Of Time and the River (subtitled A Legend of Man's Hunger in his Youth) is a 1935 novel by American author Thomas Wolfe. It is a fictionalized autobiography, using the name Eugene Gant for Wolfe's, detailing the protagonist's early and mid-20s, during which time the character attends Harvard University, moves to New York City, where he teaches English at a university, and travels overseas with the character Francis Starwick. Francis Starwick was based on Wolfe's friend, playwright Kenneth Raisbeck. The novel was published by Scribners and edited by Maxwell Perkins. According to Publishers Weekly, it was the third-best selling work of fiction in 1935.

The Good Child's River was meant to be part of Of Time and the River but most of it was never typed up from the three handwritten ledgers which Suzanne Stutman uncovered in the William B. Wisdom Thomas Wolfe Collection of Harvard's Houghton Library manuscript collection. Unlike Wolfe's major novels, The Good Child's River doesn't include either Eugene Gant or George Webber, Wolfe's fictional counterparts, but instead focuses on Webber's lover, Esther Jack (based on Aline Bernstein). Bernstein made many notes about her life for Wolfe, who fashioned the material into The Good Child's River.

A Howard Rodman adaptation of this story was presented in the Hallmark Hall of Fame on 4 October 1953, starring Thomas Mitchell as William Oliver Gant.

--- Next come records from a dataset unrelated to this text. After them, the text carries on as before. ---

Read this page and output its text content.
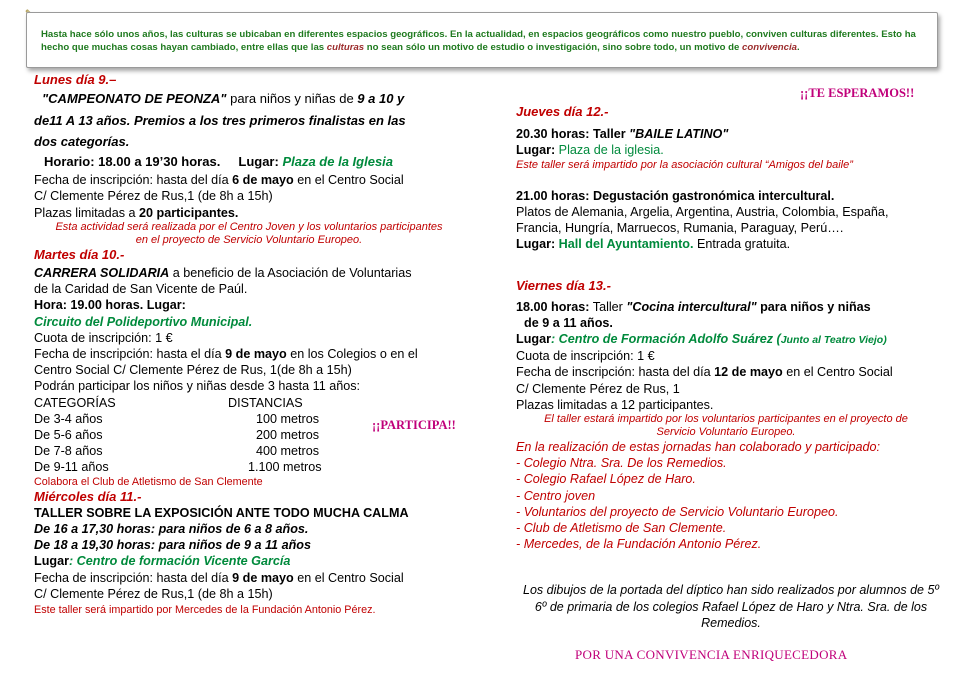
Hasta hace sólo unos años, las culturas se ubicaban en diferentes espacios geográficos. En la actualidad, en espacios geográficos como nuestro pueblo, conviven culturas diferentes. Esto ha hecho que muchas cosas hayan cambiado, entre ellas que las culturas no sean sólo un motivo de estudio o investigación, sino sobre todo, un motivo de convivencia.
Lunes día 9.–
"CAMPEONATO DE PEONZA" para niños y niñas de 9 a 10 y
de11 A 13 años. Premios a los tres primeros finalistas en las
dos categorías.
Horario: 18.00 a 19’30 horas. Lugar: Plaza de la Iglesia
Fecha de inscripción: hasta del día 6 de mayo en el Centro Social
C/ Clemente Pérez de Rus,1 (de 8h a 15h)
Plazas limitadas a 20 participantes.
Esta actividad será realizada por el Centro Joven y los voluntarios participantes en el proyecto de Servicio Voluntario Europeo.
Martes día 10.-
CARRERA SOLIDARIA a beneficio de la Asociación de Voluntarias
de la Caridad de San Vicente de Paúl.
Hora: 19.00 horas. Lugar:
Circuito del Polideportivo Municipal.
Cuota de inscripción: 1 €
Fecha de inscripción: hasta el día 9 de mayo en los Colegios o en el
Centro Social C/ Clemente Pérez de Rus, 1(de 8h a 15h)
Podrán participar los niños y niñas desde 3 hasta 11 años:
CATEGORÍAS	DISTANCIAS
De 3-4 años	100 metros
De 5-6 años	200 metros
De 7-8 años	400 metros
De 9-11 años	1.100 metros
Colabora el Club de Atletismo de San Clemente
Miércoles día 11.-
TALLER SOBRE LA EXPOSICIÓN ANTE TODO MUCHA CALMA
De 16 a 17,30 horas: para niños de 6 a 8 años.
De 18 a 19,30 horas: para niños de 9 a 11 años
Lugar: Centro de formación Vicente García
Fecha de inscripción: hasta del día 9 de mayo en el Centro Social
C/ Clemente Pérez de Rus,1 (de 8h a 15h)
Este taller será impartido por Mercedes de la Fundación Antonio Pérez.
¡¡PARTICIPA!!
¡¡TE ESPERAMOS!!
Jueves día 12.-
20.30 horas: Taller "BAILE LATINO"
Lugar: Plaza de la iglesia.
Este taller será impartido por la asociación cultural “Amigos del baile”
21.00 horas: Degustación gastronómica intercultural.
Platos de Alemania, Argelia, Argentina, Austria, Colombia, España, Francia, Hungría, Marruecos, Rumania, Paraguay, Perú….
Lugar: Hall del Ayuntamiento. Entrada gratuita.
Viernes día 13.-
18.00 horas: Taller "Cocina intercultural" para niños y niñas
de 9 a 11 años.
Lugar: Centro de Formación Adolfo Suárez (Junto al Teatro Viejo)
Cuota de inscripción: 1 €
Fecha de inscripción: hasta del día 12 de mayo en el Centro Social
C/ Clemente Pérez de Rus, 1
Plazas limitadas a 12 participantes.
El taller estará impartido por los voluntarios participantes en el proyecto de Servicio Voluntario Europeo.
En la realización de estas jornadas han colaborado y participado:
- Colegio Ntra. Sra. De los Remedios.
- Colegio Rafael López de Haro.
- Centro joven
- Voluntarios del proyecto de Servicio Voluntario Europeo.
- Club de Atletismo de San Clemente.
- Mercedes, de la Fundación Antonio Pérez.
Los dibujos de la portada del díptico han sido realizados por alumnos de 5º 6º de primaria de los colegios Rafael López de Haro y Ntra. Sra. de los Remedios.
POR UNA CONVIVENCIA ENRIQUECEDORA
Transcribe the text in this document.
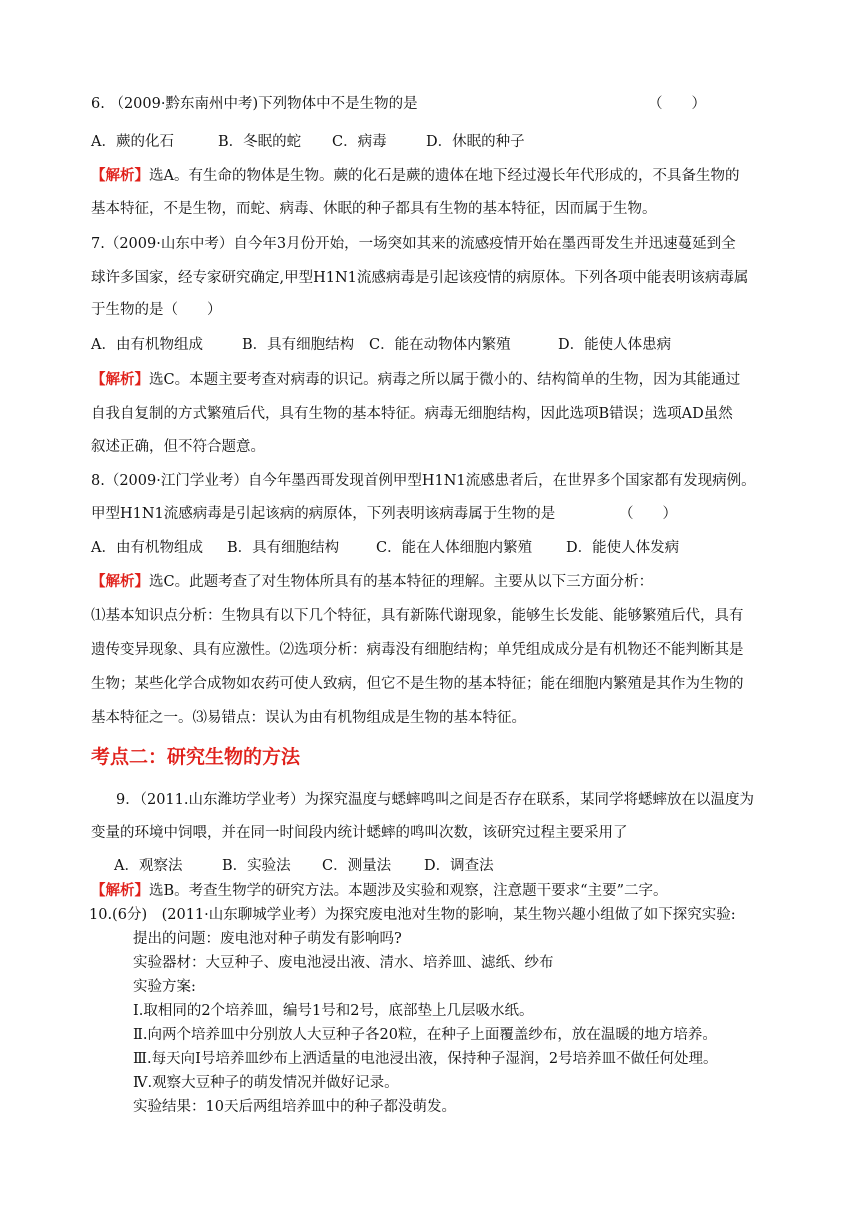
6. （2009·黔东南州中考)下列物体中不是生物的是	（　　）
A．蕨的化石	B．冬眠的蛇 C．病毒	D．休眠的种子
【解析】选A。有生命的物体是生物。蕨的化石是蕨的遗体在地下经过漫长年代形成的，不具备生物的
基本特征，不是生物，而蛇、病毒、休眠的种子都具有生物的基本特征，因而属于生物。
7.（2009·山东中考）自今年3月份开始，一场突如其来的流感疫情开始在墨西哥发生并迅速蔓延到全
球许多国家，经专家研究确定,甲型H1N1流感病毒是引起该疫情的病原体。下列各项中能表明该病毒属
于生物的是（　　）
A．由有机物组成	B．具有细胞结构 C．能在动物体内繁殖	D．能使人体患病
【解析】选C。本题主要考查对病毒的识记。病毒之所以属于微小的、结构简单的生物，因为其能通过
自我自复制的方式繁殖后代，具有生物的基本特征。病毒无细胞结构，因此选项B错误；选项AD虽然
叙述正确，但不符合题意。
8.（2009·江门学业考）自今年墨西哥发现首例甲型H1N1流感患者后，在世界多个国家都有发现病例。
甲型H1N1流感病毒是引起该病的病原体，下列表明该病毒属于生物的是	（　　）
A．由有机物组成 B．具有细胞结构	C．能在人体细胞内繁殖 D．能使人体发病
【解析】选C。此题考查了对生物体所具有的基本特征的理解。主要从以下三方面分析：
⑴基本知识点分析：生物具有以下几个特征，具有新陈代谢现象，能够生长发能、能够繁殖后代，具有
遗传变异现象、具有应激性。⑵选项分析：病毒没有细胞结构；单凭组成成分是有机物还不能判断其是
生物；某些化学合成物如农药可使人致病，但它不是生物的基本特征；能在细胞内繁殖是其作为生物的
基本特征之一。⑶易错点：误认为由有机物组成是生物的基本特征。
考点二：研究生物的方法
9．（2011.山东潍坊学业考）为探究温度与蟋蟀鸣叫之间是否存在联系，某同学将蟋蟀放在以温度为
变量的环境中饲喂，并在同一时间段内统计蟋蟀的鸣叫次数，该研究过程主要采用了
A．观察法	B．实验法 C．测量法 D．调查法
【解析】选B。考查生物学的研究方法。本题涉及实验和观察，注意题干要求“主要”二字。
10.(6分)　(2011·山东聊城学业考）为探究废电池对生物的影响，某生物兴趣小组做了如下探究实验:
提出的问题：废电池对种子萌发有影响吗?
实验器材：大豆种子、废电池浸出液、清水、培养皿、滤纸、纱布
实验方案:
Ⅰ.取相同的2个培养皿，编号1号和2号，底部垫上几层吸水纸。
Ⅱ.向两个培养皿中分别放人大豆种子各20粒，在种子上面覆盖纱布，放在温暖的地方培养。
Ⅲ.每天向Ⅰ号培养皿纱布上洒适量的电池浸出液，保持种子湿润，2号培养皿不做任何处理。
Ⅳ.观察大豆种子的萌发情况并做好记录。
实验结果：10天后两组培养皿中的种子都没萌发。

The English composer John McCabe's Fourth Symphony is subtitled Of Time and the River.

A fictionalised process of editing the original manuscript Of Time and the River was featured in the 2016 film Genius that starred Jude Law as Thomas Wolfe.

== Excerpt ==
"At that instant he saw, in one blaze of light, an image of unutterable conviction, the reason why the artist works and lives and has his being—the reward he seeks—the only reward he really cares about, without which there is nothing. It is to snare the spirits of mankind in nets of magic, to make his life prevail through his creation, to wreak the vision of his life, the rude and painful substance of his own experience, into the congruence of blazing and enchanted images that are themselves the core of life, the essential pattern whence all other things proceed, the kernel of eternity."